Who wins and who loses when airlines form alliances?

(Credit: Getty Images)

Allowing airlines to form international alliances leads to lower fares—but only for certain travelers.

Passengers who combine two aligned carriers when making an overseas trip will see savings—but those traveling nonstop between international hubs may face higher costs due to lost competition from alliances, a new study shows.

“On the pricing side, alliances have both an upside and a downside,” says lead author, Jan Brueckner, professor of economics at the University of California, Irvine.

The US Department of Transportation commissioned the report, which analyzed international fare trends between 1997 and 2016. During much of this period, three major international airline alliances provided service: Star (United and Lufthansa), SkyTeam (Delta-Air France and KLM), and Oneworld (American and British Airways).
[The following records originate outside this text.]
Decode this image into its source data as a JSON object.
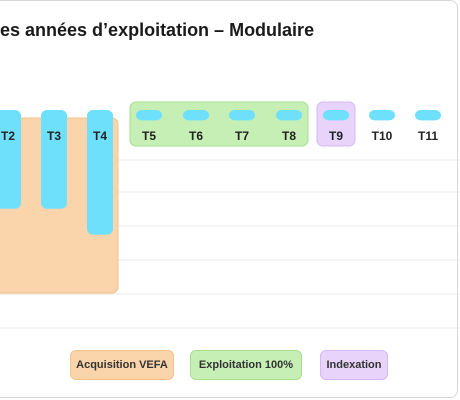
{
  "colors": {
    "bar": "#6fe0fb",
    "acquisition_fill": "#fad4ab",
    "acquisition_border": "#f5c18c",
    "exploitation_fill": "#c5efb4",
    "exploitation_border": "#a7df8f",
    "indexation_fill": "#e8d3fb",
    "indexation_border": "#d6b8f5",
    "grid": "#e9e9e9"
  },
  "chart_data": {
    "type": "bar",
    "title": "es années d’exploitation – Modulaire",
    "categories": [
      "T2",
      "T3",
      "T4",
      "T5",
      "T6",
      "T7",
      "T8",
      "T9",
      "T10",
      "T11"
    ],
    "values": [
      1.9,
      1.9,
      2.4,
      0.2,
      0.2,
      0.2,
      0.2,
      0.2,
      0.2,
      0.2
    ],
    "ylim": [
      0,
      5
    ],
    "grid": true,
    "phases": [
      {
        "label": "Acquisition VEFA",
        "categories": [
          "T2",
          "T3",
          "T4"
        ],
        "class": "acquisition"
      },
      {
        "label": "Exploitation 100%",
        "categories": [
          "T5",
          "T6",
          "T7",
          "T8"
        ],
        "class": "exploitation"
      },
      {
        "label": "Indexation",
        "categories": [
          "T9"
        ],
        "class": "indexation"
      }
    ]
  },
  "legend": {
    "acquisition": "Acquisition VEFA",
    "exploitation": "Exploitation 100%",
    "indexation": "Indexation"
  }
}
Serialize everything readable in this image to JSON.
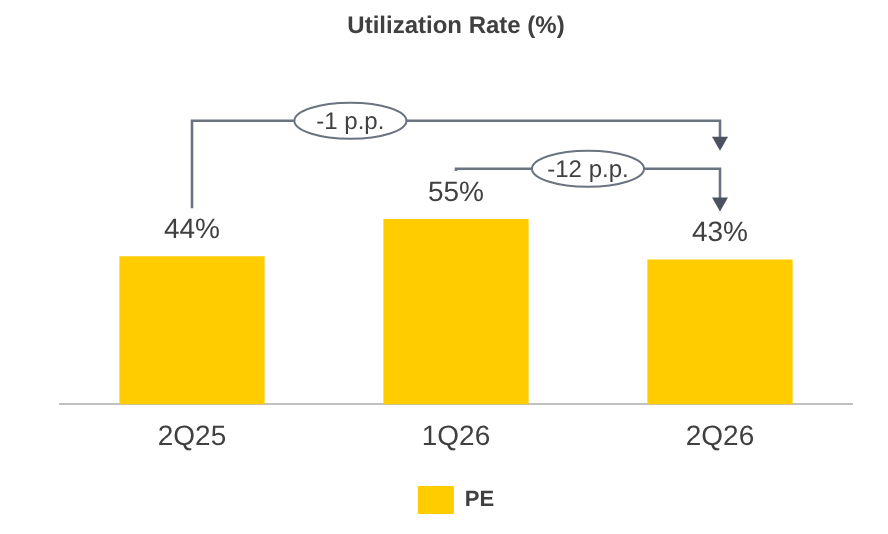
{
  "chart_data": {
    "type": "bar",
    "title": "Utilization Rate (%)",
    "categories": [
      "2Q25",
      "1Q26",
      "2Q26"
    ],
    "series": [
      {
        "name": "PE",
        "color": "#ffcc00",
        "values": [
          44,
          55,
          43
        ],
        "value_labels": [
          "44%",
          "55%",
          "43%"
        ]
      }
    ],
    "annotations": [
      "-1 p.p.",
      "-12 p.p."
    ],
    "legend": "bottom",
    "grid": false
  }
}
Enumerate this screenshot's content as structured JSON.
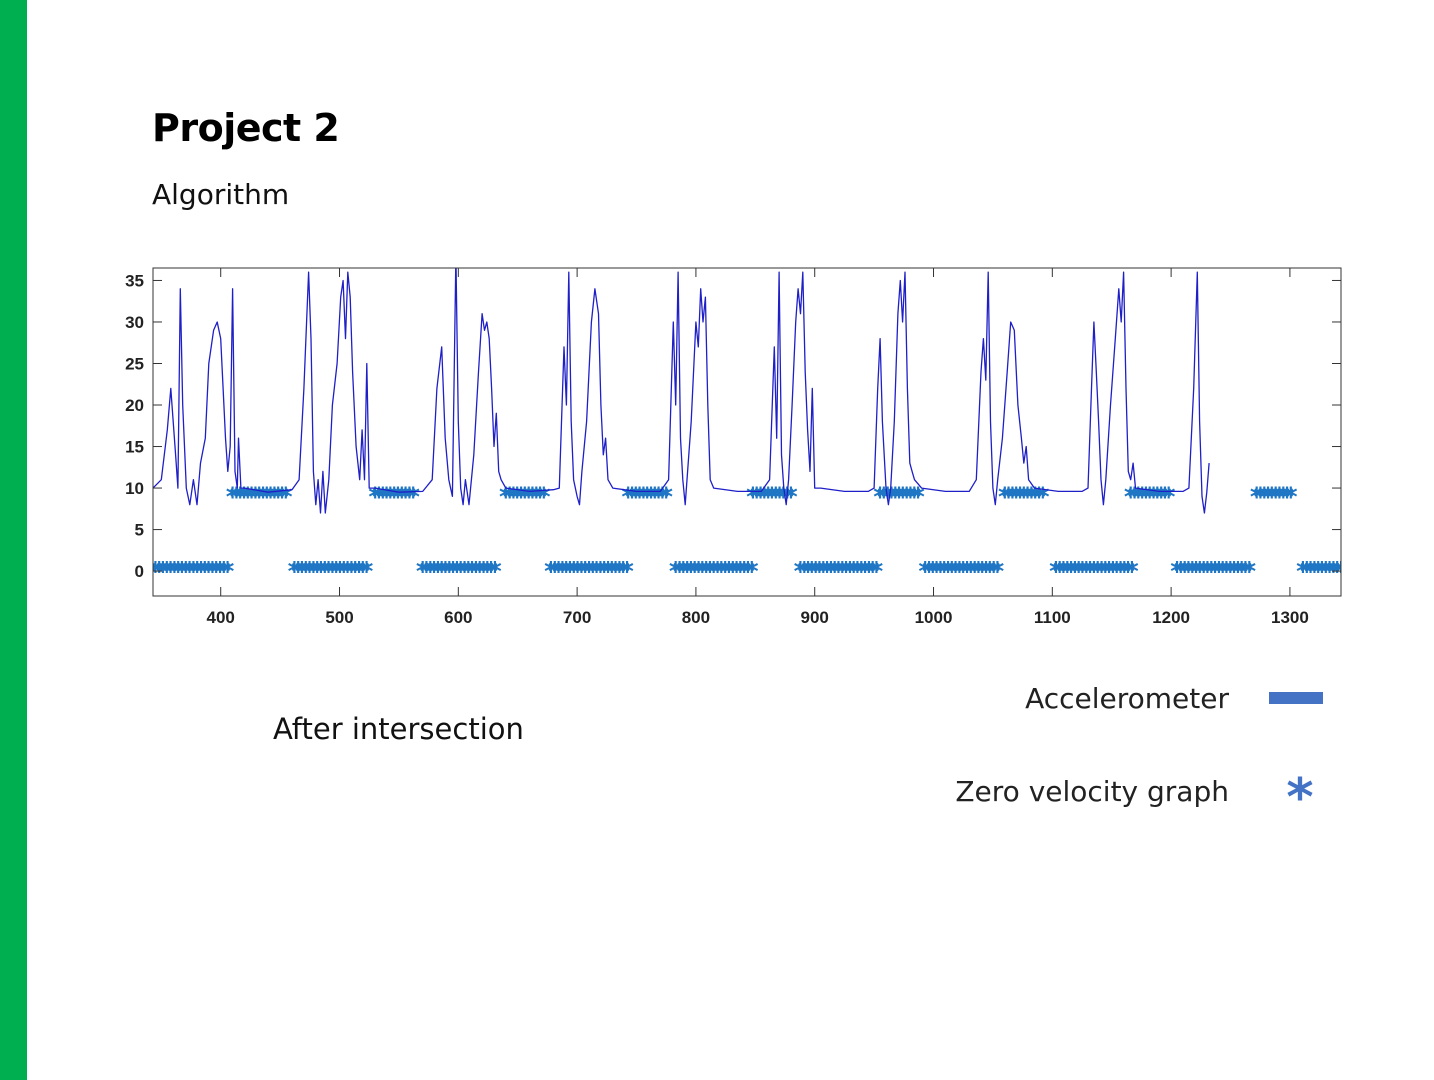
{
  "slide": {
    "title": "Project 2",
    "subtitle": "Algorithm",
    "caption": "After intersection",
    "accent_color": "#00b050"
  },
  "legend": {
    "items": [
      {
        "label": "Accelerometer",
        "symbol": "line",
        "color": "#4472c4"
      },
      {
        "label": "Zero velocity graph",
        "symbol": "*",
        "color": "#4472c4"
      }
    ]
  },
  "chart_data": {
    "type": "line",
    "xlim": [
      343,
      1343
    ],
    "ylim": [
      -3,
      36.5
    ],
    "xticks": [
      400,
      500,
      600,
      700,
      800,
      900,
      1000,
      1100,
      1200,
      1300
    ],
    "yticks": [
      0,
      5,
      10,
      15,
      20,
      25,
      30,
      35
    ],
    "grid": false,
    "series": [
      {
        "style": "line",
        "color": "#1f1fc8",
        "points": [
          [
            343,
            10
          ],
          [
            350,
            11
          ],
          [
            355,
            17
          ],
          [
            358,
            22
          ],
          [
            362,
            14
          ],
          [
            364,
            10
          ],
          [
            366,
            34
          ],
          [
            368,
            20
          ],
          [
            371,
            10
          ],
          [
            374,
            8
          ],
          [
            377,
            11
          ],
          [
            380,
            8
          ],
          [
            383,
            13
          ],
          [
            387,
            16
          ],
          [
            390,
            25
          ],
          [
            394,
            29
          ],
          [
            397,
            30
          ],
          [
            400,
            28
          ],
          [
            402,
            22
          ],
          [
            404,
            16
          ],
          [
            406,
            12
          ],
          [
            408,
            15
          ],
          [
            410,
            34
          ],
          [
            412,
            12
          ],
          [
            414,
            10
          ],
          [
            415,
            16
          ],
          [
            417,
            10
          ],
          [
            420,
            10
          ],
          [
            440,
            9.5
          ],
          [
            460,
            9.8
          ],
          [
            466,
            11
          ],
          [
            470,
            22
          ],
          [
            474,
            36
          ],
          [
            476,
            28
          ],
          [
            478,
            12
          ],
          [
            480,
            8
          ],
          [
            482,
            11
          ],
          [
            484,
            7
          ],
          [
            486,
            12
          ],
          [
            488,
            7
          ],
          [
            491,
            11
          ],
          [
            494,
            20
          ],
          [
            498,
            25
          ],
          [
            501,
            33
          ],
          [
            503,
            35
          ],
          [
            505,
            28
          ],
          [
            507,
            36
          ],
          [
            509,
            33
          ],
          [
            511,
            24
          ],
          [
            514,
            15
          ],
          [
            517,
            11
          ],
          [
            519,
            17
          ],
          [
            521,
            11
          ],
          [
            523,
            25
          ],
          [
            525,
            10
          ],
          [
            530,
            10
          ],
          [
            550,
            9.5
          ],
          [
            570,
            9.6
          ],
          [
            578,
            11
          ],
          [
            582,
            22
          ],
          [
            586,
            27
          ],
          [
            589,
            16
          ],
          [
            592,
            11
          ],
          [
            595,
            9
          ],
          [
            598,
            38
          ],
          [
            600,
            18
          ],
          [
            602,
            10
          ],
          [
            604,
            8
          ],
          [
            606,
            11
          ],
          [
            609,
            8
          ],
          [
            613,
            14
          ],
          [
            617,
            24
          ],
          [
            620,
            31
          ],
          [
            622,
            29
          ],
          [
            624,
            30
          ],
          [
            626,
            28
          ],
          [
            628,
            22
          ],
          [
            630,
            15
          ],
          [
            632,
            19
          ],
          [
            634,
            12
          ],
          [
            636,
            11
          ],
          [
            640,
            10
          ],
          [
            660,
            9.6
          ],
          [
            680,
            9.8
          ],
          [
            685,
            10
          ],
          [
            689,
            27
          ],
          [
            691,
            20
          ],
          [
            693,
            36
          ],
          [
            695,
            18
          ],
          [
            697,
            11
          ],
          [
            700,
            9
          ],
          [
            702,
            8
          ],
          [
            704,
            12
          ],
          [
            708,
            18
          ],
          [
            712,
            30
          ],
          [
            715,
            34
          ],
          [
            718,
            31
          ],
          [
            720,
            20
          ],
          [
            722,
            14
          ],
          [
            724,
            16
          ],
          [
            726,
            11
          ],
          [
            730,
            10
          ],
          [
            750,
            9.6
          ],
          [
            770,
            9.6
          ],
          [
            777,
            11
          ],
          [
            781,
            30
          ],
          [
            783,
            20
          ],
          [
            785,
            36
          ],
          [
            787,
            16
          ],
          [
            789,
            11
          ],
          [
            791,
            8
          ],
          [
            793,
            12
          ],
          [
            796,
            18
          ],
          [
            800,
            30
          ],
          [
            802,
            27
          ],
          [
            804,
            34
          ],
          [
            806,
            30
          ],
          [
            808,
            33
          ],
          [
            810,
            20
          ],
          [
            812,
            11
          ],
          [
            815,
            10
          ],
          [
            835,
            9.6
          ],
          [
            855,
            9.6
          ],
          [
            862,
            11
          ],
          [
            866,
            27
          ],
          [
            868,
            16
          ],
          [
            870,
            36
          ],
          [
            872,
            14
          ],
          [
            874,
            10
          ],
          [
            876,
            8
          ],
          [
            878,
            11
          ],
          [
            881,
            20
          ],
          [
            884,
            30
          ],
          [
            886,
            34
          ],
          [
            888,
            31
          ],
          [
            890,
            36
          ],
          [
            892,
            24
          ],
          [
            894,
            17
          ],
          [
            896,
            12
          ],
          [
            898,
            22
          ],
          [
            900,
            10
          ],
          [
            905,
            10
          ],
          [
            925,
            9.6
          ],
          [
            945,
            9.6
          ],
          [
            950,
            10
          ],
          [
            953,
            22
          ],
          [
            955,
            28
          ],
          [
            957,
            18
          ],
          [
            960,
            10
          ],
          [
            962,
            8
          ],
          [
            964,
            10
          ],
          [
            967,
            18
          ],
          [
            970,
            31
          ],
          [
            972,
            35
          ],
          [
            974,
            30
          ],
          [
            976,
            36
          ],
          [
            978,
            22
          ],
          [
            980,
            13
          ],
          [
            982,
            12
          ],
          [
            984,
            11
          ],
          [
            990,
            10
          ],
          [
            1010,
            9.6
          ],
          [
            1030,
            9.6
          ],
          [
            1036,
            11
          ],
          [
            1040,
            24
          ],
          [
            1042,
            28
          ],
          [
            1044,
            23
          ],
          [
            1046,
            36
          ],
          [
            1048,
            18
          ],
          [
            1050,
            10
          ],
          [
            1052,
            8
          ],
          [
            1054,
            11
          ],
          [
            1058,
            16
          ],
          [
            1062,
            24
          ],
          [
            1065,
            30
          ],
          [
            1068,
            29
          ],
          [
            1071,
            20
          ],
          [
            1074,
            16
          ],
          [
            1076,
            13
          ],
          [
            1078,
            15
          ],
          [
            1080,
            11
          ],
          [
            1085,
            10
          ],
          [
            1105,
            9.6
          ],
          [
            1125,
            9.6
          ],
          [
            1130,
            10
          ],
          [
            1133,
            22
          ],
          [
            1135,
            30
          ],
          [
            1137,
            24
          ],
          [
            1139,
            18
          ],
          [
            1141,
            11
          ],
          [
            1143,
            8
          ],
          [
            1145,
            11
          ],
          [
            1149,
            20
          ],
          [
            1153,
            28
          ],
          [
            1156,
            34
          ],
          [
            1158,
            30
          ],
          [
            1160,
            36
          ],
          [
            1162,
            22
          ],
          [
            1164,
            12
          ],
          [
            1166,
            11
          ],
          [
            1168,
            13
          ],
          [
            1170,
            10
          ],
          [
            1190,
            9.6
          ],
          [
            1210,
            9.6
          ],
          [
            1215,
            10
          ],
          [
            1219,
            22
          ],
          [
            1222,
            36
          ],
          [
            1224,
            18
          ],
          [
            1226,
            9
          ],
          [
            1228,
            7
          ],
          [
            1230,
            9.5
          ],
          [
            1232,
            13
          ]
        ]
      },
      {
        "style": "marker",
        "marker": "*",
        "color": "#1f76c4",
        "segments": [
          {
            "y": 9,
            "from": 410,
            "to": 457
          },
          {
            "y": 9,
            "from": 530,
            "to": 563
          },
          {
            "y": 9,
            "from": 640,
            "to": 672
          },
          {
            "y": 9,
            "from": 743,
            "to": 775
          },
          {
            "y": 9,
            "from": 848,
            "to": 883
          },
          {
            "y": 9,
            "from": 955,
            "to": 987
          },
          {
            "y": 9,
            "from": 1060,
            "to": 1095
          },
          {
            "y": 9,
            "from": 1166,
            "to": 1198
          },
          {
            "y": 9,
            "from": 1272,
            "to": 1303
          },
          {
            "y": 0,
            "from": 345,
            "to": 408
          },
          {
            "y": 0,
            "from": 462,
            "to": 525
          },
          {
            "y": 0,
            "from": 570,
            "to": 633
          },
          {
            "y": 0,
            "from": 678,
            "to": 742
          },
          {
            "y": 0,
            "from": 783,
            "to": 847
          },
          {
            "y": 0,
            "from": 888,
            "to": 952
          },
          {
            "y": 0,
            "from": 993,
            "to": 1055
          },
          {
            "y": 0,
            "from": 1103,
            "to": 1167
          },
          {
            "y": 0,
            "from": 1205,
            "to": 1268
          },
          {
            "y": 0,
            "from": 1311,
            "to": 1343
          }
        ]
      }
    ]
  }
}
Some US passengers traveling to certain foreign destinations—from Memphis, Tennessee to Toulouse, France, for example—need to fly on two airlines since no one carrier serves both cities. For these passengers, tickets purchased from alliance partners were 7 percent cheaper than those two non-allied airlines offered.

“Cooperation by the alliance partners reduces the fare relative to the one charged by two nonaligned carriers, who operate at arm’s length,” Brueckner says.

Passengers who fly nonstop on a single airline, however, may feel the downside. Alliance partners on some routes between international gateway airports—such as from Denver to Munich or from Atlanta to Paris, for example—fly side by side but don’t compete with one another, according to the study. This lack of competition raises ticket prices by about 7 percent compared to those in a competitive environment.

With international alliances having both positive and negative effects, should regulators impose limits on them, reversing decades of decisions in their favor?

Brueckner and coauthor Ethan Singer of Compass Lexecon ran a simulation to determine what would happen to fares if regulators dissolved the alliances and found that, while more competition would help drive down costs for nonstop passengers, the decrease would not outweigh the higher prices connecting passengers would have to pay.

“On balance, alliances are favorable for international passengers, a conclusion that validates decades of US regulatory policy,” Brueckner says. “The convenience benefits of alliances, such as one-stop check-in and connecting gate proximity, which the study did not consider, reinforce this conclusion.”